Il Torque è in finale dell’Intermedio 2018. Con il 2-0 inflitto al Progreso, la squadra di Pablo Marini ha vinto uno dei due gironi del torneo uruguagio: dovrà affrontare il Nacional, vincitore dell’altra serie e detentore della prima edizione dell’Intermedio, giocata lo scorso anno. Per il Torque è un periodo magico: quest’anno, per la prima volta, ha giocato la Primera División, mentre ora potrebbe vincere addirittura un trofeo, mentre una grande come il Peñarol dovrà stare a guardare e riorganizzarsi dopo l’esonero di Leo Ramos e l’assunzione al su posto dell’ex Cagliari Diego López.

La storia del Torque, giovane club di Montevideo fondato nel 2007, cominciò durante la Copa América in Venezuela, quando un uomo d’affari uruguagio stabilitosi a Cancún decise di tornare in patria e dare vita a una squadra di calcio. Il nome lo scelse il primo allenatore della storia del club, il tecnico elettromeccanico Mauricio Yaurreche: “Torque significa un momento de fuerza”. Il cammino culminato nella stessa notte in cui l’Uruguay battendo l’Uzbekistan ha salutato il Paese prima del Mondiale davanti al Centenario strapieno iniziò nelle serie amatoriali, quando nacque anche un ambizioso soprannome: La Celeste, proprio come la nazionale. Nel 2013, durante una partita di Ascenso (seconda serie uruguagia), il Torque affrontò il Deportivo Maldonado, il misterioso club che formalmente ha posseduto il cartellino di giocatori di livello come Jonathan Calleri, Marcelo Estigarribia e Pablo Osvaldo: durante il match, Javier Castro, guardalinee, si infortunò alla caviglia, senza dar segni di poter proseguire il proprio compito. Nella più totale disorganizzazione, i tifosi del Deportivo Maldonado indicarono dagli spalti Domingo Pérez, preparatore atletico con passato da allenatore in Canada, figlio di Domingo Salvador Pérez, Campione d’America con La Celeste (quella vera). Pérez voleva trascorrere una domenica tranquilla guardando una partita d’Ascenso, ma si ritrovò a sbandierare i falli laterali e i fuorigioco in abiti casual.

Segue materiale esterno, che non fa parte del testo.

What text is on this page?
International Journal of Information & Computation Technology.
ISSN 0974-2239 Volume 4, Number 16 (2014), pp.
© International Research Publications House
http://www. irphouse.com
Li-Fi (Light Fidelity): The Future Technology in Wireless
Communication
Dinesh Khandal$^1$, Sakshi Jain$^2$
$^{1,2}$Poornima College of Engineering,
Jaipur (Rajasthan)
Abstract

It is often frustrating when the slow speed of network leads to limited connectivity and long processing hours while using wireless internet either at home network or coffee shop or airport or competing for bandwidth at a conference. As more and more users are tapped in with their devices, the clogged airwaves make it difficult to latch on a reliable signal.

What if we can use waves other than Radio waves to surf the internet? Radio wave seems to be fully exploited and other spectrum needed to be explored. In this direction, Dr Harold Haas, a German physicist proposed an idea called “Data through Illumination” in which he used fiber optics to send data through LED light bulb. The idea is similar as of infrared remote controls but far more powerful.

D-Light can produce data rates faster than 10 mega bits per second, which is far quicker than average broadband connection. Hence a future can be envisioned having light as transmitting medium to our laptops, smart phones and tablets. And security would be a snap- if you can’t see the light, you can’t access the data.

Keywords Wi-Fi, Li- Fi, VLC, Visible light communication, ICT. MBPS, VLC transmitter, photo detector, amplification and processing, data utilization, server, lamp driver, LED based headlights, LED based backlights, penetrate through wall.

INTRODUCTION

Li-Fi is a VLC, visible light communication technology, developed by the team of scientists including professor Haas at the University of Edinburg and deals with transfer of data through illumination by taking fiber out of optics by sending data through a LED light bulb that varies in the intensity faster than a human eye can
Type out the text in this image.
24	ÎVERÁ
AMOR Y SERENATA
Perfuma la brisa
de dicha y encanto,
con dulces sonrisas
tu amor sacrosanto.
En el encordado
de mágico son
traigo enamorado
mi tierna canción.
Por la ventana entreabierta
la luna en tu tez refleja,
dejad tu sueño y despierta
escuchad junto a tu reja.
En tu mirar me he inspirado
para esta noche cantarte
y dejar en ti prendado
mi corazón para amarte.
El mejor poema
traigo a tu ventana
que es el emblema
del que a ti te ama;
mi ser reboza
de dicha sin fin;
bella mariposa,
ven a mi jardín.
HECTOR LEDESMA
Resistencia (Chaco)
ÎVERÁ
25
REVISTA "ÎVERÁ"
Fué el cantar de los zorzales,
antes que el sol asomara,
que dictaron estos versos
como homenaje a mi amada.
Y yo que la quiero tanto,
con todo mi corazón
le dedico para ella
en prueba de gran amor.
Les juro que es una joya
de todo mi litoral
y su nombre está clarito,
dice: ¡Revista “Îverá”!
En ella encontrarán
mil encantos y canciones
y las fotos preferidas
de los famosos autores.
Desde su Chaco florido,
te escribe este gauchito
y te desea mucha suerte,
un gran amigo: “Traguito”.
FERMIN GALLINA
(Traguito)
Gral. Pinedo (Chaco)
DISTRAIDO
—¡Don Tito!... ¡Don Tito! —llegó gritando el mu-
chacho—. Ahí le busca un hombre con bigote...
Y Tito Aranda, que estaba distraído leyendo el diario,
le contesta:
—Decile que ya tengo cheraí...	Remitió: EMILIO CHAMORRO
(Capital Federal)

Nel 2017, la storia del Torque trovò la svolta: il City Football Group, padrone di diverse società calcistiche nel mondo tra cui il Manchester City, decise di entrare prepotentemente in un movimento calcistico così caldo: il Torque diventò proprietà del gruppo, finendo nella famiglia insieme al Yokohama Marinos, al New York City e al Melbourne City. L’effetto City non tardò di un secondo e nel giro di un anno La T salì in Primera División, dove oggi disputa la propria prima stagione, mentre è a un passo da un’impresa storica.